Among the printed works in the collection, there are copies of some of Hone's more popular--sometimes notorious--publications such as the liturgical parodies from 1817, the Hone/Cruikshank squibs from 1819-21, and several of the antiquarian works such as the Apocryphal New Testament and Ancient Mysteries Described. In addition, the collection of printed works has excellent copies of some of the less common of Hone's publications, including some of the broadsides, caricature prints by Cruikshank, and other more ephemeral publications.

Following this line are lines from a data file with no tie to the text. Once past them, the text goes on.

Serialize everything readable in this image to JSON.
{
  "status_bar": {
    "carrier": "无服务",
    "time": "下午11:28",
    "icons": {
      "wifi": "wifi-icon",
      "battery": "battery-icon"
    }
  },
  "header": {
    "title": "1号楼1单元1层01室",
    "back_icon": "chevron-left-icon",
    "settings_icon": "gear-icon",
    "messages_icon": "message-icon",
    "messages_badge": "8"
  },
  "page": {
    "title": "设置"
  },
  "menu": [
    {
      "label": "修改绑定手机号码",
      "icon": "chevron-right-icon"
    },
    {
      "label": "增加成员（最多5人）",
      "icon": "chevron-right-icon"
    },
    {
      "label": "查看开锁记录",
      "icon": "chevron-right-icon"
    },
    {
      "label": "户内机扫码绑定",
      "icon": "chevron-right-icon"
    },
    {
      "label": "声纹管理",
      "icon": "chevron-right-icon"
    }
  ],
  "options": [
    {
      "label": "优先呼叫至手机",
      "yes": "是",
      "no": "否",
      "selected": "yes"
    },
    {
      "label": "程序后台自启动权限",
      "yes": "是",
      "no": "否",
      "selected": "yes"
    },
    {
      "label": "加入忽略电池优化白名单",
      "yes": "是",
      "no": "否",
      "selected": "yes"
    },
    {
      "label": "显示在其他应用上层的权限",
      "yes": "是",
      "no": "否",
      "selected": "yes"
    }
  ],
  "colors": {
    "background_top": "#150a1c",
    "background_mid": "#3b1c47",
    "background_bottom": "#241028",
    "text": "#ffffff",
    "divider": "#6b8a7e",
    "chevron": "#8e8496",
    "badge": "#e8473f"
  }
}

There are also many parodies from Hone's collection (assembled in anticipation of his never completed History of Parody), anonymous radical pamphlets from the late Regency period, and publications by Hone's contemporaries.
For more information on the Adelphi collection, and to see a number of nicely reproduced facsimiles of some of the printed works, see the homepage of the collection at http://libraries.adelphi.edu/bar/hone/ and the many caricature facsimiles from Adelphi's William Hone Digital Collection.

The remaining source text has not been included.